I could pretty much just sit there and take one of Togron’s normal rock shard attacks without flinching, fer instance.

This also had the added bonus of turning me into a magnet for the elementals, so I could just tap them and bring them to the rest of the party gathering by the walls. They quickly made short work of them while I just spammed 1, afraid to do anything else and then move out of position with the rest of Caithe’s very movement-oriented skills.

The rest of the group was also more mobile and long-ranged, so they then pounded on Togron to bring his hp down while I just sat around at far range attracting his rock shards again, and preventing him from his close-range attack of creating sand pools.

That went really super smoothly, to the point one of the other party members asked if that felt like there were less waves that round. No, we just killed the elementals and worked his hp down really fast. -Really- fast. Cos no one died.

That experience gave me enough encouragement to try for Dodgy Crowd again, on normal, solo. Being really careful with Caithe and putting the eles near the walls before killing them, so as not to make nasty sand pool obstacles for myself.

After a few more times banging away at it, I got it, which makes me happy to feel like I accomplished something.

With that strategy, I might just give Wicked Rodeo a go again solo. Some other time, though.

I did get curious enough to join another group for Wicked Rodeo, this time playing myself, not Caithe. And yes, you can indeed reflect or absorb the windwalls. I got tons of mileage out of Shield of Absorption, and a lesser amount out of Wall of Reflection (problem with reflection is the windwalls will bounce away, so you better be standing in the right place.)

That group was a little less coordinated or organized. I kept mum on the strategy my original group had pulled off, cos I wanted to see what this one would come up with first. It ended up with most of us dead and one person finally managing to stretch it out and solo the last part of it, after repeated tries wiping. Still a viable enough solution, as far as it goes.

And I’m really just quite relieved that I’m done with the stupid Mordrem bodypart grind for now.

I ended up being one of those self-focused leechers for a bit, getting some hits in on a mob and then booking it to another. That’s just how the system is set up, right? It doesn’t actually matter if the bosses die or not, you still get the body parts.
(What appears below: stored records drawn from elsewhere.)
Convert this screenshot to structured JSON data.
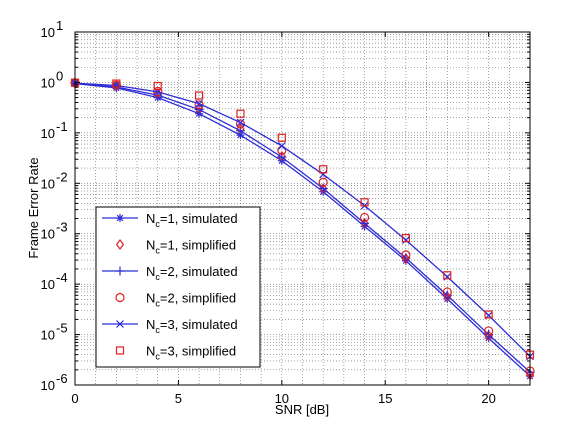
{
  "chart_data": {
    "type": "line",
    "xlabel": "SNR [dB]",
    "ylabel": "Frame Error Rate",
    "xlim": [
      0,
      22
    ],
    "ylim": [
      1e-06,
      10
    ],
    "yscale": "log",
    "grid": true,
    "legend_placement": "bottom-left",
    "x_ticks": [
      0,
      5,
      10,
      15,
      20
    ],
    "x_tick_labels": [
      "0",
      "5",
      "10",
      "15",
      "20"
    ],
    "y_ticks": [
      1e-06,
      1e-05,
      0.0001,
      0.001,
      0.01,
      0.1,
      1,
      10
    ],
    "y_tick_labels": [
      {
        "base": "10",
        "exp": "-6"
      },
      {
        "base": "10",
        "exp": "-5"
      },
      {
        "base": "10",
        "exp": "-4"
      },
      {
        "base": "10",
        "exp": "-3"
      },
      {
        "base": "10",
        "exp": "-2"
      },
      {
        "base": "10",
        "exp": "-1"
      },
      {
        "base": "10",
        "exp": "0"
      },
      {
        "base": "10",
        "exp": "1"
      }
    ],
    "series": [
      {
        "name": "N_c=1, simulated",
        "legend_main": "N",
        "legend_sub": "c",
        "legend_rest": "=1, simulated",
        "style": "line-star",
        "color": "#2d2dd6",
        "x": [
          0,
          2,
          4,
          6,
          8,
          10,
          12,
          14,
          16,
          18,
          20,
          22
        ],
        "y": [
          0.95,
          0.78,
          0.5,
          0.24,
          0.09,
          0.028,
          0.0068,
          0.0014,
          0.00029,
          5.1e-05,
          8.5e-06,
          1.5e-06
        ]
      },
      {
        "name": "N_c=1, simplified",
        "legend_main": "N",
        "legend_sub": "c",
        "legend_rest": "=1, simplified",
        "style": "diamond",
        "color": "#e02020",
        "x": [
          0,
          2,
          4,
          6,
          8,
          10,
          12,
          14,
          16,
          18,
          20,
          22
        ],
        "y": [
          0.97,
          0.85,
          0.6,
          0.3,
          0.12,
          0.034,
          0.0078,
          0.0016,
          0.00032,
          5.7e-05,
          9.5e-06,
          1.6e-06
        ]
      },
      {
        "name": "N_c=2, simulated",
        "legend_main": "N",
        "legend_sub": "c",
        "legend_rest": "=2, simulated",
        "style": "line-plus",
        "color": "#2d2dd6",
        "x": [
          0,
          2,
          4,
          6,
          8,
          10,
          12,
          14,
          16,
          18,
          20,
          22
        ],
        "y": [
          0.96,
          0.81,
          0.56,
          0.29,
          0.11,
          0.033,
          0.0079,
          0.0016,
          0.00033,
          6e-05,
          1e-05,
          1.8e-06
        ]
      },
      {
        "name": "N_c=2, simplified",
        "legend_main": "N",
        "legend_sub": "c",
        "legend_rest": "=2, simplified",
        "style": "circle",
        "color": "#e02020",
        "x": [
          0,
          2,
          4,
          6,
          8,
          10,
          12,
          14,
          16,
          18,
          20,
          22
        ],
        "y": [
          0.98,
          0.88,
          0.66,
          0.36,
          0.15,
          0.045,
          0.0105,
          0.0021,
          0.00038,
          7e-05,
          1.18e-05,
          1.9e-06
        ]
      },
      {
        "name": "N_c=3, simulated",
        "legend_main": "N",
        "legend_sub": "c",
        "legend_rest": "=3, simulated",
        "style": "line-x",
        "color": "#2d2dd6",
        "x": [
          0,
          2,
          4,
          6,
          8,
          10,
          12,
          14,
          16,
          18,
          20,
          22
        ],
        "y": [
          0.97,
          0.87,
          0.65,
          0.38,
          0.16,
          0.055,
          0.015,
          0.0036,
          0.00075,
          0.00014,
          2.4e-05,
          3.7e-06
        ]
      },
      {
        "name": "N_c=3, simplified",
        "legend_main": "N",
        "legend_sub": "c",
        "legend_rest": "=3, simplified",
        "style": "square",
        "color": "#e02020",
        "x": [
          0,
          2,
          4,
          6,
          8,
          10,
          12,
          14,
          16,
          18,
          20,
          22
        ],
        "y": [
          0.99,
          0.95,
          0.85,
          0.55,
          0.24,
          0.08,
          0.019,
          0.0042,
          0.00082,
          0.00015,
          2.5e-05,
          4e-06
        ]
      }
    ]
  }
}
I don’t -want- the greater nightmare key reward, it gives glove boxes, which I don’t need right now. I just want -more- body part bags to open so that I might actually get a damned spleen or the second half of a bladder.
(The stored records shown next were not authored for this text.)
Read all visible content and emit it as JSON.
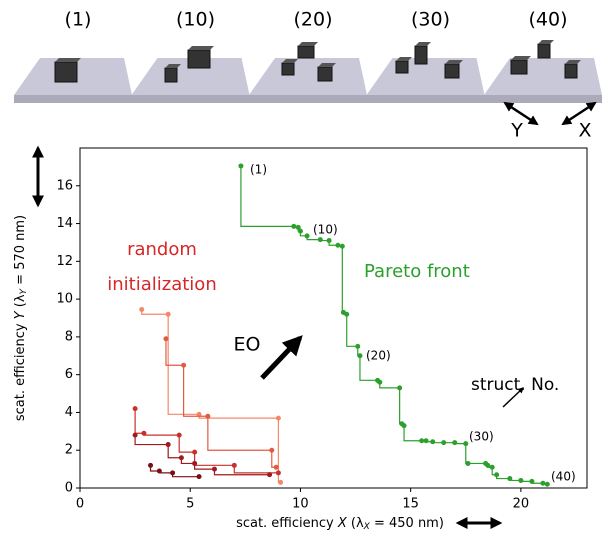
{
  "chart_data": {
    "type": "step",
    "panel_labels": [
      "(1)",
      "(10)",
      "(20)",
      "(30)",
      "(40)"
    ],
    "direction_labels": [
      "Y",
      "X"
    ],
    "xlabel": [
      "scat. efficiency ",
      "X",
      " (λ",
      "X",
      " = 450 nm)"
    ],
    "ylabel": [
      "scat. efficiency ",
      "Y",
      " (λ",
      "Y",
      " = 570 nm)"
    ],
    "xlim": [
      0,
      23
    ],
    "ylim": [
      0,
      18
    ],
    "xticks": [
      0,
      5,
      10,
      15,
      20
    ],
    "yticks": [
      0,
      2,
      4,
      6,
      8,
      10,
      12,
      14,
      16
    ],
    "series": [
      {
        "name": "Pareto front",
        "color": "#2ca02c",
        "x": [
          7.3,
          9.7,
          9.9,
          10.0,
          10.3,
          10.9,
          11.3,
          11.7,
          11.9,
          11.95,
          12.1,
          12.6,
          12.7,
          13.5,
          13.6,
          14.5,
          14.6,
          14.7,
          15.5,
          15.7,
          16.0,
          16.5,
          17.0,
          17.5,
          17.6,
          18.4,
          18.5,
          18.7,
          18.9,
          19.5,
          20.0,
          20.5,
          21.0,
          21.2
        ],
        "values": [
          17.05,
          13.85,
          13.8,
          13.6,
          13.35,
          13.15,
          13.1,
          12.85,
          12.8,
          9.3,
          9.2,
          7.5,
          7.0,
          5.7,
          5.6,
          5.3,
          3.4,
          3.3,
          2.5,
          2.5,
          2.45,
          2.4,
          2.4,
          2.35,
          1.3,
          1.3,
          1.2,
          1.1,
          0.7,
          0.5,
          0.4,
          0.35,
          0.25,
          0.2
        ]
      },
      {
        "color": "#f4876a",
        "x": [
          2.8,
          4.0,
          5.4,
          9.0,
          9.1
        ],
        "values": [
          9.45,
          9.2,
          3.9,
          3.7,
          0.3
        ]
      },
      {
        "color": "#e35a43",
        "x": [
          3.9,
          4.7,
          5.8,
          8.7,
          8.9
        ],
        "values": [
          7.9,
          6.5,
          3.8,
          2.0,
          1.1
        ]
      },
      {
        "color": "#c8302c",
        "x": [
          2.5,
          2.9,
          4.5,
          5.2,
          7.0,
          9.0
        ],
        "values": [
          4.2,
          2.9,
          2.8,
          1.9,
          1.2,
          0.8
        ]
      },
      {
        "color": "#9e1a1e",
        "x": [
          2.5,
          4.0,
          4.6,
          5.2,
          6.1,
          8.6
        ],
        "values": [
          2.8,
          2.3,
          1.6,
          1.3,
          1.0,
          0.7
        ]
      },
      {
        "color": "#7a0f14",
        "x": [
          3.2,
          3.6,
          4.2,
          5.4
        ],
        "values": [
          1.2,
          0.9,
          0.8,
          0.6
        ]
      }
    ],
    "point_labels": [
      "(1)",
      "(10)",
      "(20)",
      "(30)",
      "(40)"
    ],
    "annotations": {
      "pareto": "Pareto front",
      "random": [
        "random",
        "initialization"
      ],
      "eo": "EO",
      "struct": "struct. No."
    }
  }
}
So one stops playing the Silverwastes properly, instead taxi’ing like mercenaries for hire into the next Silverwastes instance above 50% completion. One taps the events, does the bare minimum of defence, and runs around looking for lost bandit chests instead.

(Look, RNG and me don’t get along, all right? I’ve opened about 300 of them so far – 159 of them on a dedicated chest farm run – and only got one boots box out of it. On the 300th or so box.
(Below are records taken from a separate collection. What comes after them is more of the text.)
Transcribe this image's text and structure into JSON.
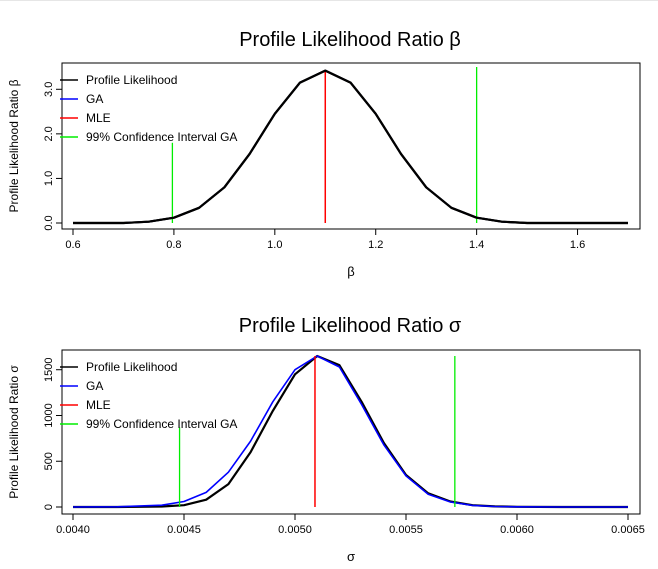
{
  "chart_data": [
    {
      "type": "line",
      "title": "Profile Likelihood Ratio β",
      "xlabel": "β",
      "ylabel": "Profile Likelihood Ratio β",
      "xlim": [
        0.6,
        1.7
      ],
      "ylim": [
        0,
        3.5
      ],
      "x_ticks": [
        "0.6",
        "0.8",
        "1.0",
        "1.2",
        "1.4",
        "1.6"
      ],
      "x_tick_values": [
        0.6,
        0.8,
        1.0,
        1.2,
        1.4,
        1.6
      ],
      "y_ticks": [
        "0.0",
        "1.0",
        "2.0",
        "3.0"
      ],
      "y_tick_values": [
        0,
        1,
        2,
        3
      ],
      "grid": false,
      "legend_position": "top-left",
      "series": [
        {
          "name": "Profile Likelihood",
          "color": "#000000",
          "kind": "line",
          "x": [
            0.6,
            0.65,
            0.7,
            0.75,
            0.8,
            0.85,
            0.9,
            0.95,
            1.0,
            1.05,
            1.1,
            1.15,
            1.2,
            1.25,
            1.3,
            1.35,
            1.4,
            1.45,
            1.5,
            1.55,
            1.6,
            1.65,
            1.7
          ],
          "y": [
            0.0,
            0.0,
            0.0,
            0.03,
            0.12,
            0.34,
            0.8,
            1.55,
            2.45,
            3.15,
            3.42,
            3.15,
            2.45,
            1.55,
            0.8,
            0.34,
            0.12,
            0.03,
            0.0,
            0.0,
            0.0,
            0.0,
            0.0
          ]
        },
        {
          "name": "GA",
          "color": "#0000ff",
          "kind": "line",
          "x": [
            0.6,
            0.65,
            0.7,
            0.75,
            0.8,
            0.85,
            0.9,
            0.95,
            1.0,
            1.05,
            1.1,
            1.15,
            1.2,
            1.25,
            1.3,
            1.35,
            1.4,
            1.45,
            1.5,
            1.55,
            1.6,
            1.65,
            1.7
          ],
          "y": [
            0.0,
            0.0,
            0.0,
            0.03,
            0.12,
            0.34,
            0.8,
            1.55,
            2.45,
            3.15,
            3.42,
            3.15,
            2.45,
            1.55,
            0.8,
            0.34,
            0.12,
            0.03,
            0.0,
            0.0,
            0.0,
            0.0,
            0.0
          ]
        },
        {
          "name": "MLE",
          "color": "#ff0000",
          "kind": "vline",
          "x": 1.1,
          "y_range": [
            0,
            3.42
          ]
        },
        {
          "name": "99% Confidence Interval GA",
          "color": "#00ee00",
          "kind": "vlines",
          "lines": [
            {
              "x": 0.797,
              "y_range": [
                0,
                1.8
              ]
            },
            {
              "x": 1.4,
              "y_range": [
                0,
                3.5
              ]
            }
          ]
        }
      ]
    },
    {
      "type": "line",
      "title": "Profile Likelihood Ratio σ",
      "xlabel": "σ",
      "ylabel": "Profile Likelihood Ratio σ",
      "xlim": [
        0.004,
        0.0065
      ],
      "ylim": [
        0,
        1650
      ],
      "x_ticks": [
        "0.0040",
        "0.0045",
        "0.0050",
        "0.0055",
        "0.0060",
        "0.0065"
      ],
      "x_tick_values": [
        0.004,
        0.0045,
        0.005,
        0.0055,
        0.006,
        0.0065
      ],
      "y_ticks": [
        "0",
        "500",
        "1000",
        "1500"
      ],
      "y_tick_values": [
        0,
        500,
        1000,
        1500
      ],
      "grid": false,
      "legend_position": "top-left",
      "series": [
        {
          "name": "Profile Likelihood",
          "color": "#000000",
          "kind": "line",
          "x": [
            0.004,
            0.0042,
            0.0044,
            0.0045,
            0.0046,
            0.0047,
            0.0048,
            0.0049,
            0.005,
            0.0051,
            0.0052,
            0.0053,
            0.0054,
            0.0055,
            0.0056,
            0.0057,
            0.0058,
            0.0059,
            0.006,
            0.0062,
            0.0065
          ],
          "y": [
            0,
            0,
            5,
            20,
            80,
            250,
            600,
            1050,
            1450,
            1650,
            1550,
            1150,
            700,
            350,
            150,
            60,
            20,
            7,
            2,
            0,
            0
          ]
        },
        {
          "name": "GA",
          "color": "#0000ff",
          "kind": "line",
          "x": [
            0.004,
            0.0042,
            0.0044,
            0.0045,
            0.0046,
            0.0047,
            0.0048,
            0.0049,
            0.005,
            0.0051,
            0.0052,
            0.0053,
            0.0054,
            0.0055,
            0.0056,
            0.0057,
            0.0058,
            0.0059,
            0.006,
            0.0062,
            0.0065
          ],
          "y": [
            0,
            2,
            20,
            60,
            160,
            380,
            720,
            1150,
            1500,
            1650,
            1530,
            1120,
            680,
            340,
            140,
            55,
            18,
            6,
            2,
            0,
            0
          ]
        },
        {
          "name": "MLE",
          "color": "#ff0000",
          "kind": "vline",
          "x": 0.00509,
          "y_range": [
            0,
            1650
          ]
        },
        {
          "name": "99% Confidence Interval GA",
          "color": "#00ee00",
          "kind": "vlines",
          "lines": [
            {
              "x": 0.00448,
              "y_range": [
                0,
                870
              ]
            },
            {
              "x": 0.00572,
              "y_range": [
                0,
                1650
              ]
            }
          ]
        }
      ]
    }
  ]
}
The only good thing I can say is that I’m making quite a decent killing on materials that come out of the champion bags.)

Once the breach happens, hop into the first most-likely-to-die boss that you need (that’s usually Troll or Thrasher), tap it, bail when it feels like you’ve got enough damage in, and run, do-not-pass-Go, to the next boss you need (Husk or Terragriffs) and stay around to kill that (readying up an extractor to click the moment the first one dies.)

That’s at least two parts, and maybe even three, if you get the timings just right.

They might fix it eventually, but hey, not for 5 weeks, apparently. *coughs*

The good news is, I don’t need to do that anymore. I can now stay around like a good person and focus on killing one mob, so that other people who still need the parts can run from place to place.

The bad news is, I’m probably still going to pick an easy mob to kill first and go to the harder ones later.

That, and the fact I’ll beeline for any chest first over actually doing a Silverwastes event now.